Tuesday, February 17, 2009

Poverty blamed for insecure Indonesian borders

Poverty was blamed for insecure borders in Indonesia, according to participants at a conference on border security. Statistics show that most people along the border of Indonesia live in poverty. Being poor makes them vulnerable to being lured across the border to commit crimes.

The Jakarta Post covered the conference on border security, and writer Adianto P. Simamora received quotes from some of the presenters.

State Minister for the Development of Disadvantaged Regions Muhammad Lukman Edy said Monday the long-standing poverty problems had also worsened security relations with neighboring countries, which could make unilateral claims to Indonesian territory along the borders.

"The economic hardship along border areas can push people to engage in illegal activities and can degrade our people's sense of nationhood," he said Monday at a seminar on the development of border areas.

At present, 199 regencies are categorized as disadvantaged regions, with economic growth of less than 3 percent. Twenty-six of them lie in border areas.

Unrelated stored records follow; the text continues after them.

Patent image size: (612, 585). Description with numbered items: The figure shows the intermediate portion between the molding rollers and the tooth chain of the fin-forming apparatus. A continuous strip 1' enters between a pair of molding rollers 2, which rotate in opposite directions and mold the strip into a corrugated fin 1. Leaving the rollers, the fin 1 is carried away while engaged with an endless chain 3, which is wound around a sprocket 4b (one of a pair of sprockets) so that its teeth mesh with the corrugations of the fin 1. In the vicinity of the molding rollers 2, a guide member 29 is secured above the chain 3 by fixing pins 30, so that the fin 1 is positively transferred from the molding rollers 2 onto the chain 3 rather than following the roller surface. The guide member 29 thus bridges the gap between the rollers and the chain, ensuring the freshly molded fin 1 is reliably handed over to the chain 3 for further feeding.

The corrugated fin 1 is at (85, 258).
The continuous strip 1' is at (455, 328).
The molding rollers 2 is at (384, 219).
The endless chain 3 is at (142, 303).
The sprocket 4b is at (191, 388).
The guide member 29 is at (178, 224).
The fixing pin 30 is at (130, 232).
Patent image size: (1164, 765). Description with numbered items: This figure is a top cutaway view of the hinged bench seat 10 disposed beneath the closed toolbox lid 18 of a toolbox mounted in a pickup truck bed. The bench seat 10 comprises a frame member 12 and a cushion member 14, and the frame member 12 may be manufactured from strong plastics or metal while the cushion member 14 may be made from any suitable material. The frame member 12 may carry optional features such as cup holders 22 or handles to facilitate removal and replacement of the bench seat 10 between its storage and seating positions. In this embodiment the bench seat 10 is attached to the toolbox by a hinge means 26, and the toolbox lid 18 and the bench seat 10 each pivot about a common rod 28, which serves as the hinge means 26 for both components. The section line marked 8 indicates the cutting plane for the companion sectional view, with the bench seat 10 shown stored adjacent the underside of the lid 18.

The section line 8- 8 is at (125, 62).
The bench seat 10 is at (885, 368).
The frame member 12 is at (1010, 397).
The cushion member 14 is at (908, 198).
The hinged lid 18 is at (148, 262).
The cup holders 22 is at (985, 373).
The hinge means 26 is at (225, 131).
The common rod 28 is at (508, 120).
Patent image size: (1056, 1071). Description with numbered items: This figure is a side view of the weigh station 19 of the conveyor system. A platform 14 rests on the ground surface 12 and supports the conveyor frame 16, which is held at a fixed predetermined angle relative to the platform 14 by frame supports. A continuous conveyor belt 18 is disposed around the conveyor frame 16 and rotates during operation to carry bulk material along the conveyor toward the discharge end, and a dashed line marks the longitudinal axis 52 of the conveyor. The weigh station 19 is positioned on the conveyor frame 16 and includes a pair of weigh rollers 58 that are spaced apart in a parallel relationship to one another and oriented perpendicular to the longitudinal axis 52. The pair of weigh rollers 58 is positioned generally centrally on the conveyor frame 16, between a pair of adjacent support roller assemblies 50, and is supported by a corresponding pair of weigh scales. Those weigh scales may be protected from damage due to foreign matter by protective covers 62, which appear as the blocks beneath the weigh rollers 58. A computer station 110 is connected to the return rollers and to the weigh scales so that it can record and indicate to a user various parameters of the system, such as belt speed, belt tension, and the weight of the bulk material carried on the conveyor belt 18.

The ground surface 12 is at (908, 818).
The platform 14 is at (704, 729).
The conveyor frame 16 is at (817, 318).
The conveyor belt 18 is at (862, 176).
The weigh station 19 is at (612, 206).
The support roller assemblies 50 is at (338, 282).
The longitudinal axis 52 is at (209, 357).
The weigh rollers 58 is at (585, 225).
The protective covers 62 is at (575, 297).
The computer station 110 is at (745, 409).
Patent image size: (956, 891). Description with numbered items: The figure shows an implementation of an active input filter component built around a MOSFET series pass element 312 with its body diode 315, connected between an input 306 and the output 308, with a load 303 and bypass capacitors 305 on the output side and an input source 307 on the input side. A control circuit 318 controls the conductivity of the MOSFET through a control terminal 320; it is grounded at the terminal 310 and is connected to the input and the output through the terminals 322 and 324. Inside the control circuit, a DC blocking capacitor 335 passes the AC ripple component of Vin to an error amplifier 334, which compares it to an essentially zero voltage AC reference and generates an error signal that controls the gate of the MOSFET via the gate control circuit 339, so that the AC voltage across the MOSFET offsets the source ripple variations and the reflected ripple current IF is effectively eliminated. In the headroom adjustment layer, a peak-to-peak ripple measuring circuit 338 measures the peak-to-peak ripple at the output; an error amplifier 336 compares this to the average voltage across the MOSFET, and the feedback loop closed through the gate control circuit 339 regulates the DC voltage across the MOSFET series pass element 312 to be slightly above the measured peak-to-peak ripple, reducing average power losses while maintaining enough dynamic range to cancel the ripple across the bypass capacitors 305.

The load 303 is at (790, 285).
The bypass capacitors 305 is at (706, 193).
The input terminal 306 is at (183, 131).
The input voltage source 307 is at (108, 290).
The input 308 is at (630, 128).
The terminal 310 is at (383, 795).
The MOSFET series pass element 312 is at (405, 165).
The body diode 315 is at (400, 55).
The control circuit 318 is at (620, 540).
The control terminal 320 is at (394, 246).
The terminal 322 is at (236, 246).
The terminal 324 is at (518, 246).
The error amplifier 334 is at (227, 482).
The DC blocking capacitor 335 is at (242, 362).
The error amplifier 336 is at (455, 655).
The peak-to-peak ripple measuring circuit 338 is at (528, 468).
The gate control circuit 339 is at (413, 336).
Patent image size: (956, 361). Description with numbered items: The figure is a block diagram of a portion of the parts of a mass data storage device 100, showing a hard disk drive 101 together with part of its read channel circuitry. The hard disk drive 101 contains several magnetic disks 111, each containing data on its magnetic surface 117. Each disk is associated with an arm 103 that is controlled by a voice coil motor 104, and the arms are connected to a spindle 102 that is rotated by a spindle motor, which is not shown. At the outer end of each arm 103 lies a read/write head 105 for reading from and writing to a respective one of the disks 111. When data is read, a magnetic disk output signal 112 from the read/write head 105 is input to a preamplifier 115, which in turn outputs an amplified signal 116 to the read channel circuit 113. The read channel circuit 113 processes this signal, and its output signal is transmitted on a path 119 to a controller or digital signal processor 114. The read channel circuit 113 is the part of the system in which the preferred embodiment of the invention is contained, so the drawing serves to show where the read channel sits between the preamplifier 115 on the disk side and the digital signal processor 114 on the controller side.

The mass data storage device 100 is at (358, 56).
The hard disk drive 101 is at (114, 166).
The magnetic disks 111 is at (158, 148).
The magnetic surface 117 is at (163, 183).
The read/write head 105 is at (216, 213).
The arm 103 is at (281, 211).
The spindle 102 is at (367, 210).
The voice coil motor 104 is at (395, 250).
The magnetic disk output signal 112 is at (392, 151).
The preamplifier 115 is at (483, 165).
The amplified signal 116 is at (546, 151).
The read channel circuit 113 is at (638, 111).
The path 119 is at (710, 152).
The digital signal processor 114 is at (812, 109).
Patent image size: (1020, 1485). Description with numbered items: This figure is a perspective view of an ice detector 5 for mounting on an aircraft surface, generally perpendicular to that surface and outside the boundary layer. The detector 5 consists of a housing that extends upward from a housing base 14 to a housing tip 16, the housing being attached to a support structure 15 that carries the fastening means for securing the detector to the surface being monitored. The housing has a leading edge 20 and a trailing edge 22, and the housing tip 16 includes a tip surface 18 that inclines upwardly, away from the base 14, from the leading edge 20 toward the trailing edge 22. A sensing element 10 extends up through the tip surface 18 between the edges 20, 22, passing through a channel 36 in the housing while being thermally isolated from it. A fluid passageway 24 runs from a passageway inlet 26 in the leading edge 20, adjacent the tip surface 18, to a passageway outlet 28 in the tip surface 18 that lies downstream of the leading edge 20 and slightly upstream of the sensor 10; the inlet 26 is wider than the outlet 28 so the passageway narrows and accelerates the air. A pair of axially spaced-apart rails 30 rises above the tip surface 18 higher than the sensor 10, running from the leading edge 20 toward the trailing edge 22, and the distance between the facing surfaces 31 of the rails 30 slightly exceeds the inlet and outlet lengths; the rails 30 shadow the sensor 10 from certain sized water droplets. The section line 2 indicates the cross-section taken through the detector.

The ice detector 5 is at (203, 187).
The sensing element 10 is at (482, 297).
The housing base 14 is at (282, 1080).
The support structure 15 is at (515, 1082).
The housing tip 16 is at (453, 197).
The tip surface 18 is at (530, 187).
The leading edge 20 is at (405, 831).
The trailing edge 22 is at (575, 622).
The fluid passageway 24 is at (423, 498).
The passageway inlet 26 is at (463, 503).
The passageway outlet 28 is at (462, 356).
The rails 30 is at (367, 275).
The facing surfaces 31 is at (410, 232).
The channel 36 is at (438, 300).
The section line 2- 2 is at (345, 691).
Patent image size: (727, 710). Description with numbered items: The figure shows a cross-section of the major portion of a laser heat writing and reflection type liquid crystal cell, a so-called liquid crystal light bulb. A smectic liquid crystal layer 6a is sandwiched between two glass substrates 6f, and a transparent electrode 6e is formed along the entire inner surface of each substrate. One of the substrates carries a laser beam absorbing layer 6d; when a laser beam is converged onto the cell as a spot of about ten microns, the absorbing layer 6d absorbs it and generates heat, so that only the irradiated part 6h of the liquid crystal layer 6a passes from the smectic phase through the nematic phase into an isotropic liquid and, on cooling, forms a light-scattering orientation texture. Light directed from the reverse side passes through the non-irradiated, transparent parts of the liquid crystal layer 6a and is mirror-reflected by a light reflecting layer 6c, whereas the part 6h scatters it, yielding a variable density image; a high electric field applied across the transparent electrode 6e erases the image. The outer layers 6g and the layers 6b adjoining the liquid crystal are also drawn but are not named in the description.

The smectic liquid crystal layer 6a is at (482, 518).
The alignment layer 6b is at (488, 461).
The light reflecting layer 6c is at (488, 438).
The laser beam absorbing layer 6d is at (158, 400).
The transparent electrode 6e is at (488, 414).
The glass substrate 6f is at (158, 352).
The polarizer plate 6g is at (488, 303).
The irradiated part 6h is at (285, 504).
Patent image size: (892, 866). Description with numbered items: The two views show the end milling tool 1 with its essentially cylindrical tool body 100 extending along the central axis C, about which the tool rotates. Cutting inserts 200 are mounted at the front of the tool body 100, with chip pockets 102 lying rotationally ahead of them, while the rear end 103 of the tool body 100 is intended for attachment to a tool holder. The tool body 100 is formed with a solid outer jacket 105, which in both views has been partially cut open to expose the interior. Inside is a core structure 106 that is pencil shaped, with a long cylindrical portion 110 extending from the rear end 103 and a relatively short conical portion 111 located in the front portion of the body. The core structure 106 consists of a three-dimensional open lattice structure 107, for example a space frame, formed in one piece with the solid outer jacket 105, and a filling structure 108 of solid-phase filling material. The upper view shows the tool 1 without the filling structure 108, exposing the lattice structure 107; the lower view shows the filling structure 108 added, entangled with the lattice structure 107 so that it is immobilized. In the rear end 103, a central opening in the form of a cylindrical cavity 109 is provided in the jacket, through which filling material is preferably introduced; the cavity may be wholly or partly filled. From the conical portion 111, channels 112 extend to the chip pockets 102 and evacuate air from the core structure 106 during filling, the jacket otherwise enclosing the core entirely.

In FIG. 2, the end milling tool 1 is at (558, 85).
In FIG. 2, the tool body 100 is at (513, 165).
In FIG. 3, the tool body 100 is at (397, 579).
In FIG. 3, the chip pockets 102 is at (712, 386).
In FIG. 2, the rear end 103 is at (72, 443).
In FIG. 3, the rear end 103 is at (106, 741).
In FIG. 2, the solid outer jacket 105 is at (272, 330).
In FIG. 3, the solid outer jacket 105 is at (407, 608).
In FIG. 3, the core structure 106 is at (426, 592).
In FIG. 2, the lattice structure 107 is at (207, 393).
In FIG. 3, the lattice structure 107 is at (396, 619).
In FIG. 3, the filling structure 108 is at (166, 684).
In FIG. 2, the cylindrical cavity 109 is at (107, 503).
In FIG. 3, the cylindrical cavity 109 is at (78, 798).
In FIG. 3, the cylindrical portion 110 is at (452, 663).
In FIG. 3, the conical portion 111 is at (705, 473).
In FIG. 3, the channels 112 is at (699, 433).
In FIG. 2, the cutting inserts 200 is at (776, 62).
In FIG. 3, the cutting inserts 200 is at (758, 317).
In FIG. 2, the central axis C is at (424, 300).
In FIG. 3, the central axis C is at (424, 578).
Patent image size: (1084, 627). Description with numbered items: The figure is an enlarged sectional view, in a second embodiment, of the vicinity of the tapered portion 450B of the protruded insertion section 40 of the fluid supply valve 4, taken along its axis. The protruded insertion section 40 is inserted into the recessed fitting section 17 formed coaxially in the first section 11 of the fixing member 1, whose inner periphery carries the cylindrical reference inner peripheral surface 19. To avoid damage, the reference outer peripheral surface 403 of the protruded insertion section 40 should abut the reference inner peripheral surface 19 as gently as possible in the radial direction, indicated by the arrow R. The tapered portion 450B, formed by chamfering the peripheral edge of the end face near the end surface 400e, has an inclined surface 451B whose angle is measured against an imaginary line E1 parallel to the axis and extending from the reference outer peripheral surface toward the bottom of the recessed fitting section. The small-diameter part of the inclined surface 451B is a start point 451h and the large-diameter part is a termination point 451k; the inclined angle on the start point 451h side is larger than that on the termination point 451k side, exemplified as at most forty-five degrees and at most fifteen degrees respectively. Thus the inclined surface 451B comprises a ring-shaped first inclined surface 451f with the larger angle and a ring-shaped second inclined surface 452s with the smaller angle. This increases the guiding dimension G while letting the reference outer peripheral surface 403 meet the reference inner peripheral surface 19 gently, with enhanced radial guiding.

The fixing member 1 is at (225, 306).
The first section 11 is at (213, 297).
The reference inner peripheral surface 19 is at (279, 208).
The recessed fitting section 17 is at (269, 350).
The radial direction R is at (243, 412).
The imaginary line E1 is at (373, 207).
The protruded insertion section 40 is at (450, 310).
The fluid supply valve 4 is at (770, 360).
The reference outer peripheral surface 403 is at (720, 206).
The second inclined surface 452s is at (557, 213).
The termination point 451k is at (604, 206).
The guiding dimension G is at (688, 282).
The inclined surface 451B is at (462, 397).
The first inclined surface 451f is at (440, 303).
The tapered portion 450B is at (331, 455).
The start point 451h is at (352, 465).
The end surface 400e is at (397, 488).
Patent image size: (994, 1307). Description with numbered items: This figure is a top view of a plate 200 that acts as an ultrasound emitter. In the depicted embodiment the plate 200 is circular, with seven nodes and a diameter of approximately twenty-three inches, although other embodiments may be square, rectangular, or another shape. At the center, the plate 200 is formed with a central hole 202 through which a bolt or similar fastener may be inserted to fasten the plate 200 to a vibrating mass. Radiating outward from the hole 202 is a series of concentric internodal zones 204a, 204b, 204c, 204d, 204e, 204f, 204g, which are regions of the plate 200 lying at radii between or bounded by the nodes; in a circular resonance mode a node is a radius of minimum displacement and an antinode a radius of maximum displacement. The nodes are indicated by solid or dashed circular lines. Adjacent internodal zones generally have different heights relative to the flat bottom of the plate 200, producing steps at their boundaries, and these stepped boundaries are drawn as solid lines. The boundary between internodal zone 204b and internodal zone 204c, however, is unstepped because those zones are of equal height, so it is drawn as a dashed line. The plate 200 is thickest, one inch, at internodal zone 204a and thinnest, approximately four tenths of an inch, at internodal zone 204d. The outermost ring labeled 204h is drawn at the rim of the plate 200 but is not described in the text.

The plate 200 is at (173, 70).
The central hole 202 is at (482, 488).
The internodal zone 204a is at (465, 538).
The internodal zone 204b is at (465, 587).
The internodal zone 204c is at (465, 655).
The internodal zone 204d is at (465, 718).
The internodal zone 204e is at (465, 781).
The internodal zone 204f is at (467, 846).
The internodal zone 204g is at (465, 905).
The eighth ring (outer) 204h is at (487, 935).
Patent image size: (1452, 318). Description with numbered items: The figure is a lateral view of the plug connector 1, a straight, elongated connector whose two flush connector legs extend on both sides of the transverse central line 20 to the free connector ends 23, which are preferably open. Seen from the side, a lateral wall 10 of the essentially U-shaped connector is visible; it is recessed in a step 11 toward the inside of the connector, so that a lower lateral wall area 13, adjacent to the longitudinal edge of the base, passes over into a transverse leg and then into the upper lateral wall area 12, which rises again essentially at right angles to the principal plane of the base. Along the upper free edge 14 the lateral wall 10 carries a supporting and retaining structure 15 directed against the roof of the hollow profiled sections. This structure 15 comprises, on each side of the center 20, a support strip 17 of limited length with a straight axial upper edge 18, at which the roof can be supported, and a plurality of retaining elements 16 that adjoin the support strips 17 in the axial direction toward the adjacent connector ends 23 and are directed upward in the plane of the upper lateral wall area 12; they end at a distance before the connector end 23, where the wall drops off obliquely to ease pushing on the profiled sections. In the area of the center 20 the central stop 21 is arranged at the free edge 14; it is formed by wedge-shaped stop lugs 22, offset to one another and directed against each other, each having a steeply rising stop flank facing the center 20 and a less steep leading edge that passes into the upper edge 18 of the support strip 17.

The minister said residents of Belo regency on the border with Timor Leste, for instance, had a per capita income of Rp 1 million in 2005, compared with the national average of Rp 11 million.

Some 60,456 families live in poverty in Belo - 80 percent of its population.

In Kalimantan's border regions, per capita income of local residents is about US$300, far lower than that of their Malaysian counterparts just over the border, who make between $4,000 and $7,000.